Abstract:
Objective Radiographs of girth welds in long-distance oil and gas pipelines are the core basis for integrity assessment and risk management. Marks on these radiographs—such as weld serial numbers, applicable standards, and weld positions—must be digitally archived. Traditional manual interpretation is labor-intensive, inefficient, costly, and prone to errors due to visual fatigue. Therefore, developing an intelligent, accurate, and lightweight recognition method is imperative.

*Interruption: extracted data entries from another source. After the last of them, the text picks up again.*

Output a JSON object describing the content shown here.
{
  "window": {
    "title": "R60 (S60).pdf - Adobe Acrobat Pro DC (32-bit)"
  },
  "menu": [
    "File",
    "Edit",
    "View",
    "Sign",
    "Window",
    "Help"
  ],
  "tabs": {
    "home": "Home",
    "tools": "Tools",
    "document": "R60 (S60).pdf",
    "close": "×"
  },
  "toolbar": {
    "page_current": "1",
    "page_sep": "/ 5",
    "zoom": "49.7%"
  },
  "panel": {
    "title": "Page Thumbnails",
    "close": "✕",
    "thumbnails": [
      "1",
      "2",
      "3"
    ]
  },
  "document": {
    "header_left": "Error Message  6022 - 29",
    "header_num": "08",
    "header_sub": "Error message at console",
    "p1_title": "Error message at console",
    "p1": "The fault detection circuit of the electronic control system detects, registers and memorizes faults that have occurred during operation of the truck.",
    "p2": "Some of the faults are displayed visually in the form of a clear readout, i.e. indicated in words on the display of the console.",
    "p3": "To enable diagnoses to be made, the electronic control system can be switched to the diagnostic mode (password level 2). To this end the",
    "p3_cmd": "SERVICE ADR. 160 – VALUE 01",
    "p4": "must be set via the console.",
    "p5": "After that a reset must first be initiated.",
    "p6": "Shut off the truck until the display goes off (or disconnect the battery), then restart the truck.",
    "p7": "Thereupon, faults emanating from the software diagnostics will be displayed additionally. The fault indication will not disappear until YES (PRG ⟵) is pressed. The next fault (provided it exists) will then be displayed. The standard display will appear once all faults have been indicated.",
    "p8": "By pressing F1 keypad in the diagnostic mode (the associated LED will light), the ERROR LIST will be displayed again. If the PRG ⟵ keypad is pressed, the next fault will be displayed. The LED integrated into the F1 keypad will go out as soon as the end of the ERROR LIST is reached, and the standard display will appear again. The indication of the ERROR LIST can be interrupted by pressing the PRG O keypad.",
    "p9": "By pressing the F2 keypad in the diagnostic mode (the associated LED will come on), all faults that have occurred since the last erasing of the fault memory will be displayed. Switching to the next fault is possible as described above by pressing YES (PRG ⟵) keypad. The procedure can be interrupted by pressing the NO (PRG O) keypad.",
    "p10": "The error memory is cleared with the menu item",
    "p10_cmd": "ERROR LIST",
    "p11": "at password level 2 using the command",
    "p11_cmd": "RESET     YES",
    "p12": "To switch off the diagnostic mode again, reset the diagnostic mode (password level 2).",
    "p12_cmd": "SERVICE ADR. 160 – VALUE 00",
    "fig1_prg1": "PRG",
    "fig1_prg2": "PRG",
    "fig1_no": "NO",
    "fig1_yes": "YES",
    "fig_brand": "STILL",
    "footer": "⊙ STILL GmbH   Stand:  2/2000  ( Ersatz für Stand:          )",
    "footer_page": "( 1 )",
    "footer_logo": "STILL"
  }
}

Methods Based on YOLO (You Only Look Once) v11n as the baseline model, a YOLO-MPW (You Only Look Once for the Marks of Pipeline Weld Radiographs) model was constructed for mark detection on weld radiographs, with three key improvements implemented: (1) A ConvFormer with Convolutional Gated Linear Unit (CF-CGLU) was designed and embedded into the C3k2 module. The gating mechanism was applied to dynamically allocate feature weights, enhance responses to key character regions, and suppress background and occlusion noise. (2) A Lightweight Detection Head (LDH) was designed, in which depthwise separable convolutions were used to replace standard convolutions, resulting in significant reductions in model parameters and complexity while the accuracy was maintained. (3) The Content-Aware ReAssembly of FEatures (CARAFE) sampling operator was introduced to enhance the model’s response to important features and improve the utilization of semantic information in feature maps.
Results Using weld radiographs from a southern China oil and gas pipeline for training and validation, the YOLO-MPW model improved the mean Average Precision (mAP@0.50) by 2.5% compared to the YOLOv11n baseline model, while reducing parameter count and computational load by 17.2% and 18.2%, respectively. Against nine mainstream models—including RT-DETR (Real-Time Detection Transformer), YOLOv3tiny, and YOLOv5n—YOLO-MPW achieved the best performance in terms of accuracy, parameter count, and computational load, as well as lower missed-detection rates under challenging conditions such as overlapping, occlusion, and flipping, with more consistent attention to target edges and irregular shapes.
Conclusion The YOLO-MPW model achieves a coordinated breakthrough in “high accuracy + ultra-lightweight” recognition of pipeline weld radiograph marks. It supports real-time on-site detection, offers a replicable technical solution for digital pipeline integrity management, and demonstrates robust engineering applicability across industrial imaging scenarios such as oil and gas stations, refining and chemical plants, and ship weld inspections.